On May 27, Vrai Ou Fake, a team at the Franceinfo.fr news agency, published an investigation into a mocking social media video of dead men wearing Ukrainian uniforms and a member of a separatist military unit operating under Russian command who the Franceinfo.fr team determined, based on a voice-matching analysis, had recorded the video.
A U.K.-based investigative journalist, Robert Schultz, assisted in the Franceinfo.fr investigation.
Schultz told Polygraph.info that he spent about two months verifying and geolocating events in the video to identify the soldier who recorded it and where in Russian separatist-controlled territory it was recorded. In the Franceinfo.fr report, a forensic expert asked to review the video said the positions of dead soldiers’ bodies and other details might be evidence of war crimes. The Franceinfo.fr report said some evidence pointed to possible sexual abuse.
Schultz said his investigation continues and that Russians have posted other potential evidence of war crimes on social media.
During a news conference on May 30, the families of Ukrainian POWs captured from the Azovstal steel plant in Mariupol demanded that Russia treat their loved ones in accordance with the Geneva Conventions.

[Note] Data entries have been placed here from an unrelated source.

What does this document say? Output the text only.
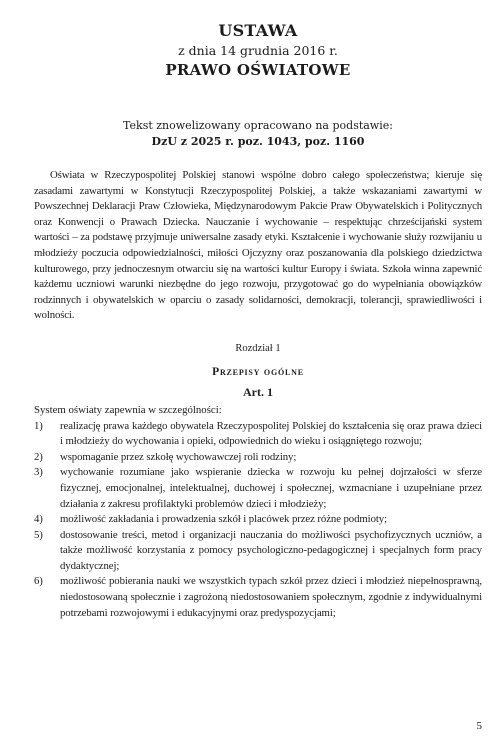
USTAWA
z dnia 14 grudnia 2016 r.
PRAWO OŚWIATOWE
Tekst znowelizowany opracowano na podstawie:
DzU z 2025 r. poz. 1043, poz. 1160

Oświata w Rzeczypospolitej Polskiej stanowi wspólne dobro całego społeczeństwa; kieruje się zasadami zawartymi w Konstytucji Rzeczypospolitej Polskiej, a także wskazaniami zawartymi w Powszechnej Deklaracji Praw Człowieka, Międzynarodowym Pakcie Praw Obywatelskich i Politycznych oraz Konwencji o Prawach Dziecka. Nauczanie i wychowanie – respektując chrześcijański system wartości – za podstawę przyjmuje uniwersalne zasady etyki. Kształcenie i wychowanie służy rozwijaniu u młodzieży poczucia odpowiedzialności, miłości Ojczyzny oraz poszanowania dla polskiego dziedzictwa kulturowego, przy jednoczesnym otwarciu się na wartości kultur Europy i świata. Szkoła winna zapewnić każdemu uczniowi warunki niezbędne do jego rozwoju, przygotować go do wypełniania obowiązków rodzinnych i obywatelskich w oparciu o zasady solidarności, demokracji, tolerancji, sprawiedliwości i wolności.

Rozdział 1
Przepisy ogólne
Art. 1
System oświaty zapewnia w szczególności:
1) realizację prawa każdego obywatela Rzeczypospolitej Polskiej do kształcenia się oraz prawa dzieci i młodzieży do wychowania i opieki, odpowiednich do wieku i osiągniętego rozwoju;
2) wspomaganie przez szkołę wychowawczej roli rodziny;
3) wychowanie rozumiane jako wspieranie dziecka w rozwoju ku pełnej dojrzałości w sferze fizycznej, emocjonalnej, intelektualnej, duchowej i społecznej, wzmacniane i uzupełniane przez działania z zakresu profilaktyki problemów dzieci i młodzieży;
4) możliwość zakładania i prowadzenia szkół i placówek przez różne podmioty;
5) dostosowanie treści, metod i organizacji nauczania do możliwości psychofizycznych uczniów, a także możliwość korzystania z pomocy psychologiczno-pedagogicznej i specjalnych form pracy dydaktycznej;
6) możliwość pobierania nauki we wszystkich typach szkół przez dzieci i młodzież niepełnosprawną, niedostosowaną społecznie i zagrożoną niedostosowaniem społecznym, zgodnie z indywidualnymi potrzebami rozwojowymi i edukacyjnymi oraz predyspozycjami;
5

The Russian Defense Ministry said more than 1,700 Ukrainian defenders were captured at Azovstal.
“We haven’t received any information from them since they have been registered as POWs by the Red Cross and don’t know whether they are alive or dead,” the two women who spoke on behalf of the families said.
Since Russia launched its full-scale invasion of Ukraine on February 24, the United Nations and other international institutions and leaders have accused Russian forces of thousands of war crimes, in part from indiscriminate bombardments of residential areas and mass civilian casualties.
Nebenzya’s claim that Russia is treating POWs humanely came in response to the U.N. representatives of the United States, Estonia, and Ukraine, who criticized Russia, respectively, for reported mass graves, war crimes, executions and torture; for indifference to civilian casualties; and for “Nazi-style” warfare.
According to the United Nations’ database of verified casualties, more than 4,900 civilians have been killed during the three months of war. Ukrainian authorities cite far higher numbers.